HaïtiÀ cause des gangs, la vie quotidienne vire au cauchemar pour les Haïtiens
En prenant le contrôle des accès aux terminaux pétroliers, les gangs font baisser considérablement le niveau de vie des Haïtiens.
Désabusés face au chaos politique qui prévaut depuis des mois, les Haïtiens sont, depuis le début de la semaine, confrontés à une dégradation effrénée de leurs conditions de vie à cause des gangs qui contrôlent les accès aux terminaux pétroliers.
«On est en mode rationnement de l’eau chez moi», témoigne paniquée Daphné Bourgoin, 42 ans. «Et pour mes enfants qui ont leurs cours en ligne, jusqu’à quand l’internet va tenir?» s’interroge la cheffe d’une entreprise textile contrainte à la fermeture depuis lundi.

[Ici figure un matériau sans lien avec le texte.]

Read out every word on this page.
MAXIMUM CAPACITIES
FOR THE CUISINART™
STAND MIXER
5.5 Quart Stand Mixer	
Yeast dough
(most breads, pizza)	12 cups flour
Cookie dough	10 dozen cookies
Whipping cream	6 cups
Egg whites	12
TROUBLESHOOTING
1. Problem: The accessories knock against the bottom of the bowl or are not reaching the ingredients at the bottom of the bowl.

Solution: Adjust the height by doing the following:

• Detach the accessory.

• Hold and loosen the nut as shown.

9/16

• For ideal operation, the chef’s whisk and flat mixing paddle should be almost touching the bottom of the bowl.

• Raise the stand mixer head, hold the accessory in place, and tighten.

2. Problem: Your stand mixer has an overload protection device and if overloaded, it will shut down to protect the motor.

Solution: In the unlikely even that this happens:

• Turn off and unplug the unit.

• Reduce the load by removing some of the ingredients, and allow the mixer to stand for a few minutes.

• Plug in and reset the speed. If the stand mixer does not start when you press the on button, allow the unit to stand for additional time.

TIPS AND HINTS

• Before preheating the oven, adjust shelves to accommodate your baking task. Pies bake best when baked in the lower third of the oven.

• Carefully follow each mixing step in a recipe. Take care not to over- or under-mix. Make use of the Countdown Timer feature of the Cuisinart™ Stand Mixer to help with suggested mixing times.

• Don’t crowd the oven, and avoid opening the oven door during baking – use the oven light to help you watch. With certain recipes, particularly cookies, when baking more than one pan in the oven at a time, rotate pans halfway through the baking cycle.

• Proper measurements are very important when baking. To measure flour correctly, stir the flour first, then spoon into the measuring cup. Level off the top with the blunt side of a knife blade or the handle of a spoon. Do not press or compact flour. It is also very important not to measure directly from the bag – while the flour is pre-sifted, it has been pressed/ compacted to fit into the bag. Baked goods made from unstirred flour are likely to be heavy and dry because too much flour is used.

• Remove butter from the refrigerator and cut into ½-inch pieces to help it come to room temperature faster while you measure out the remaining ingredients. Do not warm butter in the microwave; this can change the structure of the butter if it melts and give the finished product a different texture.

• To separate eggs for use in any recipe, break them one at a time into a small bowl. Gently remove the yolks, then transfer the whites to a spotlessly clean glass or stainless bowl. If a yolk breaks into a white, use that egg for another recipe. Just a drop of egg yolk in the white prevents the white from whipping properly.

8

Le pays de la Caraïbe n’a jamais produit suffisamment de courant électrique pour répondre aux besoins de l’ensemble de sa population et, dans les quartiers les mieux lotis de la capitale Port-au-Prince, la compagnie publique Électricité d’Haïti n’assure une fourniture au maximum que quelques heures par jour. Ceux qui le peuvent se sont dotés en générateurs: des équipements coûteux aujourd’hui inutiles face à la grave pénurie de carburant provoquée par les bandes armées.
Manque d’électricité et d’eau
Le manque de diesel empêche également les entreprises privées d’assurer la livraison d’eau par camion. Car, comme pour l’électricité, les habitants se sont construits à domicile des systèmes autonomes, le réseau public de canalisations ne couvrant pas l’ensemble de l’aire métropolitaine.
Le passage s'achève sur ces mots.